Novo advogado também defendeu miliciano

postado em 19/06/2020 04:03
Catta Preta conversou pessoalmente com Queiroz, pela primeira vez, ontem
O ex-policial militar Fabrício Queiroz, ex-assessor do senador Flávio Bolsonaro (Republicanos-RJ), contratou um novo advogado neste mês, para o lugar de Paulo Klein, que deixou a defesa dele em dezembro de 2019. O substituto é Paulo Emílio Catta Preta, que também trabalhou como defensor do miliciano e ex-capitão da PM carioca Adriano da Nóbrega, morto em uma troca de tiros em uma operação policial na Bahia.

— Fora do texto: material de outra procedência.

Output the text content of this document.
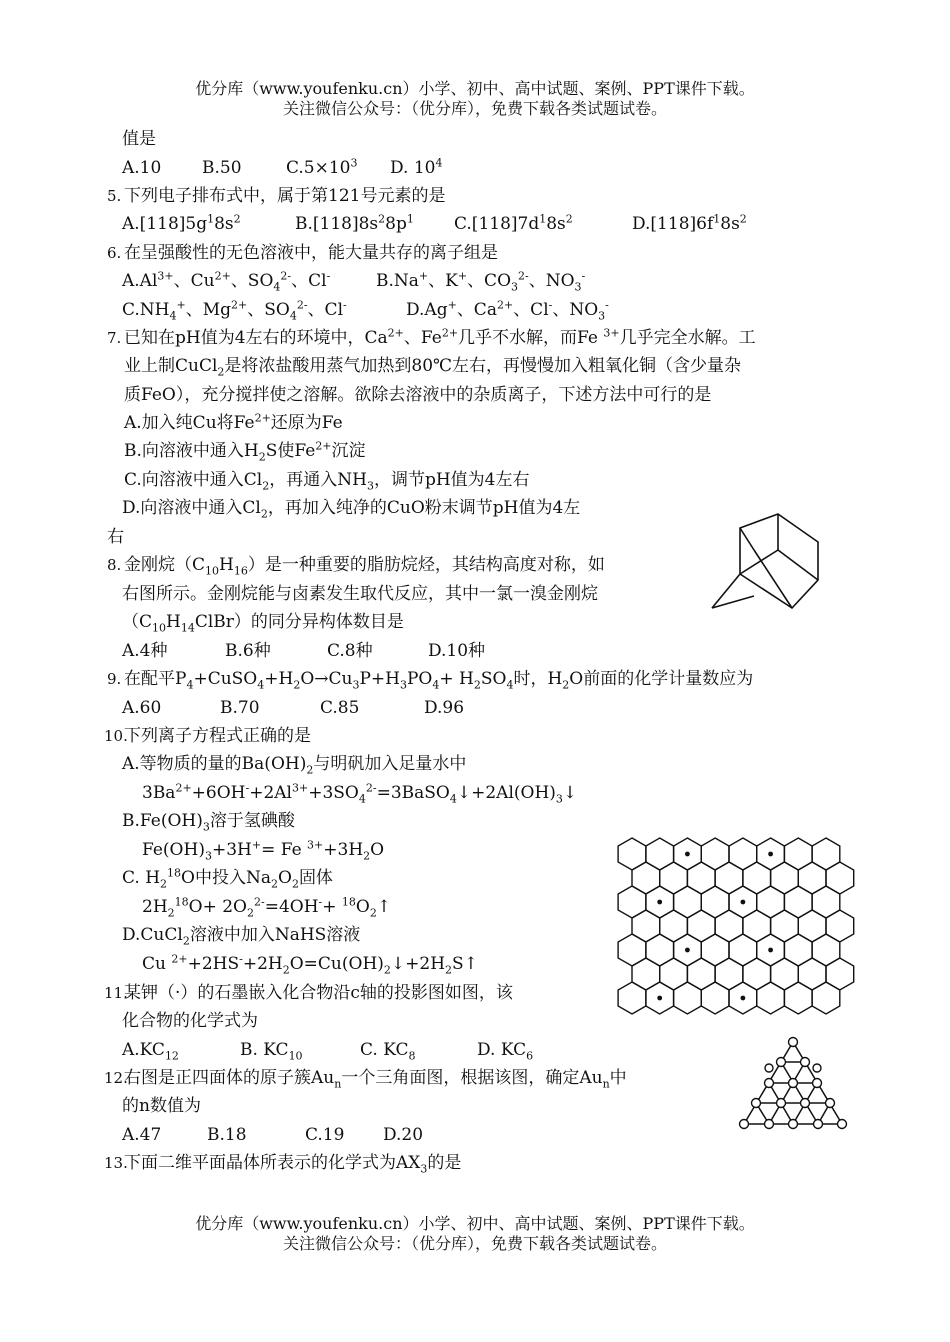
优分库（www.youfenku.cn）小学、初中、高中试题、案例、PPT课件下载。
关注微信公众号：（优分库），免费下载各类试题试卷。
值是
A.10 B.50	$C.5\times 10^3$ D. $10^4$
5. 下列电子排布式中，属于第121号元素的是
$A.[118]5g^18s^2$	$B.[118]8s^28p^1$ $C.[118]7d^18s^2$	$D.[118]6f^18s^2$
6. 在呈强酸性的无色溶液中，能大量共存的离子组是
$A.Al^{3+}$、$Cu^{2+}$、$SO_4^{2-}$、Cl-	B.Na+、K+、$CO_3^{2-}$、$NO_3^-$
$C.NH_4^+$、$Mg^{2+}$、$SO_4^{2-}$、Cl-	D.Ag+、$Ca^{2+}$、Cl-、$NO_3^-$
7. 已知在pH值为4左右的环境中，$Ca^{2+}$、$Fe^{2+}$几乎不水解，而Fe $^{3+}$几乎完全水解。工
业上制CuCl$_2$是将浓盐酸用蒸气加热到80℃左右，再慢慢加入粗氧化铜（含少量杂
质FeO），充分搅拌使之溶解。欲除去溶液中的杂质离子，下述方法中可行的是
A.加入纯Cu将$Fe^{2+}$还原为Fe
B.向溶液中通入$H_2S$使$Fe^{2+}$沉淀
C.向溶液中通入$Cl_2$，再通入$NH_3$，调节pH值为4左右
D.向溶液中通入$Cl_2$，再加入纯净的CuO粉末调节pH值为4左
右
8. 金刚烷$(C_{10}H_{16})$是一种重要的脂肪烷烃，其结构高度对称，如
右图所示。金刚烷能与卤素发生取代反应，其中一氯一溴金刚烷
$(C_{10}H_{14}ClBr)$的同分异构体数目是
A.4种	B.6种	C.8种	D.10种
9. 在配平$P_4+CuSO_4+H_2O\to Cu_3P+H_3PO_4+ H_2SO_4$时，$H_2O$前面的化学计量数应为
A.60	B.70	C.85	D.96
10.
下列离子方程式正确的是
A.等物质的量的$Ba(OH)_2$与明矾加入足量水中
$3Ba^{2+}+6OH^-+2Al^{3+}+3SO_4^{2-}=3BaSO_4↓+2Al(OH)_3↓$
$B.Fe(OH)_3$溶于氢碘酸
$Fe(OH)_3+3H^+= Fe$ $^{3+}+3H_2O$
C. $H_2^{18}O$中投入$Na_2O_2$固体
$2H_2^{18}O+ 2O_2^{2-}=4OH^-+$ $^{18}O_2↑$
D.CuCl$_2$溶液中加入NaHS溶液
Cu $^{2+}+2HS^-+2H_2O=Cu(OH)_2↓+2H_2S↑$
11.
某钾（·）的石墨嵌入化合物沿c轴的投影图如图，该
化合物的化学式为
$A.KC_{12}$	B. $KC_{10}$	C. $KC_8$	D. $KC_6$
12.
右图是正四面体的原子簇$Au_n$一个三角面图，根据该图，确定$Au_n$中
的n数值为
A.47	B.18	C.19 D.20
13.
下面二维平面晶体所表示的化学式为$AX_3$的是
优分库（www.youfenku.cn）小学、初中、高中试题、案例、PPT课件下载。
关注微信公众号：（优分库），免费下载各类试题试卷。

Assim como Queiroz, Adriano da Nóbrega era próximo de Flávio. O parlamentar chegou a empregar Raimunda Veras Magalhães, mãe do ex-PM, em seu gabinete quando era deputado estadual na Assembleia Legislativa do Rio de Janeiro (Alerj).

A ex-mulher do miliciano também trabalhou no gabinete de Flávio na Alerj. E, assim como Queiroz, Adriano era suspeito de atuar no repasse de financiamentos ilegais, batizado de rachadinha, por meio da mãe. Mas, as similaridades entre Queiroz e Adriano da Nóbrega não se restringem ao antigo gabinete do senador da República. De acordo com o jornal O Estado de S. Paulo, os dois trabalharam juntos no Batalhão da PM em Jacarepaguá e respondem a um mesmo homicídio, registrado como ;auto de resistência;. (LC)

Escritório do Crime
Adriano foi morto em fevereiro deste ano pela polícia da Bahia, no município de Esplanada. Era apontado por investigadores do Rio como chefe do Escritório do Crime, grupo de pistoleiros da milícia na zona oeste da capital fluminense. Quando ainda era policial militar ; chegou a ser capitão do Bope ;, trabalhou com Queiroz no batalhão de Jacarepaguá, também na zona oeste. Ele respondem juntos a um homicídio registrado como ;auto de resistência;.